Qui croire ? Jean ou Matthieu, Marc et Luc ? Nous nous intéresserons ici au moment précis de la résurrection, afin de connaitre le moment où Pierre s’est rendu au sépulcre.

Remarque : Nous supposerons qu'il n'y a pas de contradiction entre le nombre de femmes et ceux qu’elles voient dans le sépulcre (un ange selon Matthieu, un homme selon Marc, deux hommes selon Luc, et deux anges selon Jean). Selon Matthieu, l'ange apparait aux femmes, puis elles vont avertir les disciples :

« Après le sabbat, à l'aube du premier jour de la semaine, Marie de Magdala et l'autre Marie allèrent voir le sépulcre. Et voici, il y eut un grand tremblement de terre; car un ange du Seigneur descendit du ciel, vint rouler la pierre, et s'assit dessus. Son aspect était comme l'éclair, et son vêtement blanc comme la neige. Les gardes tremblèrent de peur, et devinrent comme morts. Mais l'ange prit la parole, et dit aux femmes: Pour vous, ne craignez pas; car je sais que vous cherchez Jésus qui a été crucifié. Il n'est point ici; il est ressuscité, comme il l'avait dit. Venez, voyez le lieu où il était couché, et allez promptement dire à ses disciples qu'il est ressuscité des morts. Et voici, il vous précède en Galilée: c'est là que vous le verrez. Voici, je vous l'ai dit. Elles s'éloignèrent promptement du sépulcre, avec crainte et avec une grande joie, et elles coururent porter la nouvelle aux disciples. Et voici, Jésus vint à leur rencontre, et dit: Je vous salue. Elles s'approchèrent pour saisir ses pieds, et elles se prosternèrent devant lui. Alors Jésus leur dit: Ne craignez pas; allez dire à mes frères de se rendre en Galilée: c'est là qu'ils me verront. » (Matthieu 28,1-10)

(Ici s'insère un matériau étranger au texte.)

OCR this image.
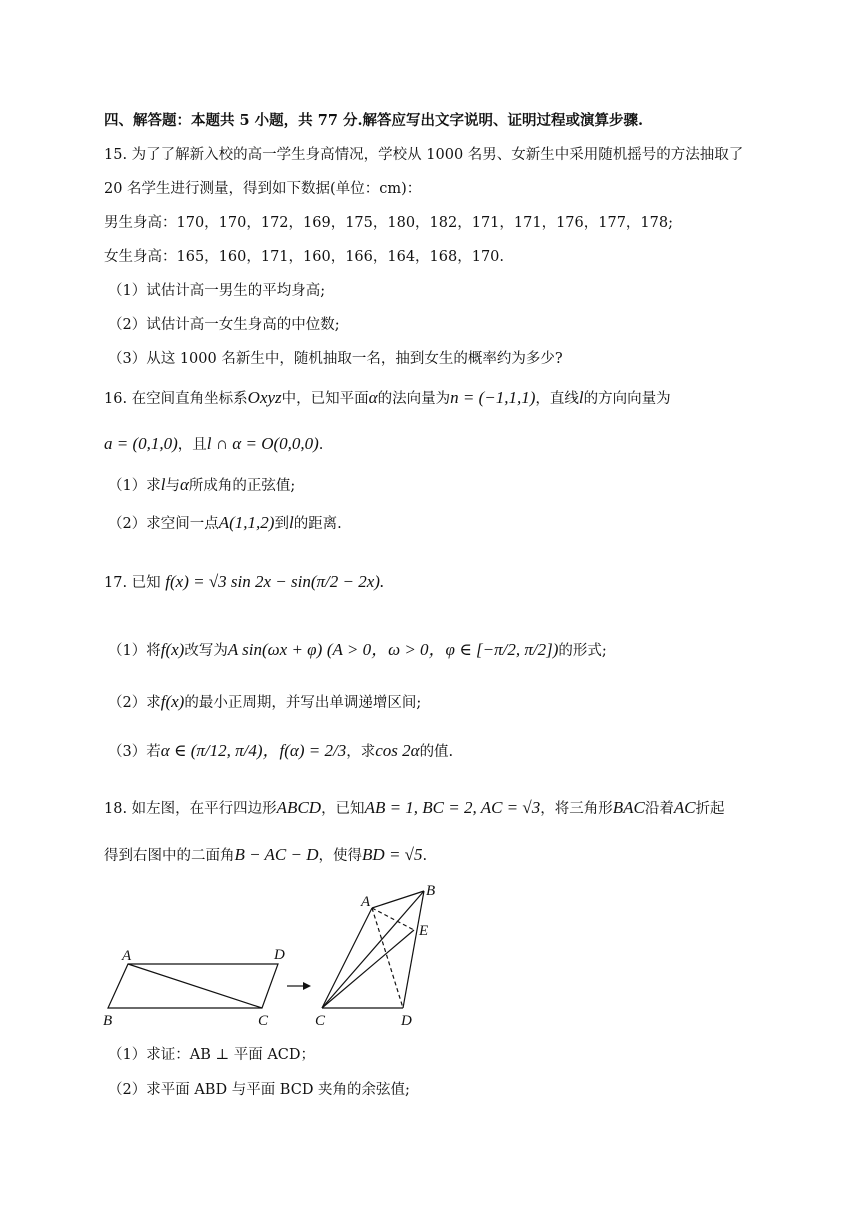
四、解答题：本题共 5 小题，共 77 分.解答应写出文字说明、证明过程或演算步骤.
15. 为了了解新入校的高一学生身高情况，学校从 1000 名男、女新生中采用随机摇号的方法抽取了
20 名学生进行测量，得到如下数据(单位：cm)：
男生身高：170，170，172，169，175，180，182，171，171，176，177，178;
女生身高：165，160，171，160，166，164，168，170.
（1）试估计高一男生的平均身高;
（2）试估计高一女生身高的中位数;
（3）从这 1000 名新生中，随机抽取一名，抽到女生的概率约为多少?
16. 在空间直角坐标系Oxyz中，已知平面α的法向量为n = (−1,1,1)，直线l的方向向量为
a = (0,1,0)，且l ∩ α = O(0,0,0).
（1）求l与α所成角的正弦值;
（2）求空间一点A(1,1,2)到l的距离.
17. 已知 f(x) = √3 sin 2x − sin(π/2 − 2x).
（1）将f(x)改写为A sin(ωx + φ) (A > 0，ω > 0，φ ∈ [−π/2, π/2])的形式;
（2）求f(x)的最小正周期，并写出单调递增区间;
（3）若α ∈ (π/12, π/4)，f(α) = 2/3，求cos 2α的值.
18. 如左图，在平行四边形ABCD，已知AB = 1, BC = 2, AC = √3，将三角形BAC沿着AC折起
得到右图中的二面角B − AC − D，使得BD = √5.
A	D
B	C
A
B
E
C	D
（1）求证：AB ⊥ 平面 ACD；
（2）求平面 ABD 与平面 BCD 夹角的余弦值;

Selon Marc, l'ange (représenté ici par un homme) apparait aux femmes, puis leur ordonne d'aller en informer les disciples ainsi que Pierre : « Lorsque le sabbat fut passé, Marie de Magdala, Marie, mère de Jacques, et Salomé, achetèrent des aromates, afin d'aller embaumer Jésus. Le premier jour de la semaine, elles se rendirent au sépulcre, de grand matin, comme le soleil venait de se lever. Elles disaient entre elles: Qui nous roulera la pierre loin de l'entrée du sépulcre? Et, levant les yeux, elles aperçurent que la pierre, qui était très grande, avait été roulée. Elles entrèrent dans le sépulcre, virent un jeune homme assis à droite vêtu d'une robe blanche, et elles furent épouvantées. Il leur dit: Ne vous épouvantez pas; vous cherchez Jésus de Nazareth, qui a été crucifié; il est ressuscité, il n'est point ici; voici le lieu où on l'avait mis. Mais allez dire à ses disciples et à Pierre qu'il vous précède en Galilée: c'est là que vous le verrez, comme il vous l'a dit. Elles sortirent du sépulcre et s'enfuirent. La peur et le trouble les avaient saisies; et elles ne dirent rien à personne, à cause de leur effroi. Jésus, étant ressuscité le matin du premier jour de la semaine, apparut d'abord à Marie de Magdala, de laquelle il avait chassé sept démons. Elle alla en porter la nouvelle à ceux qui avaient été avec lui, et qui s'affligeaient et pleuraient. Quand ils entendirent qu'il vivait, et qu'elle l'avait vu, ils ne le crurent point. » (Marc 16,1-11)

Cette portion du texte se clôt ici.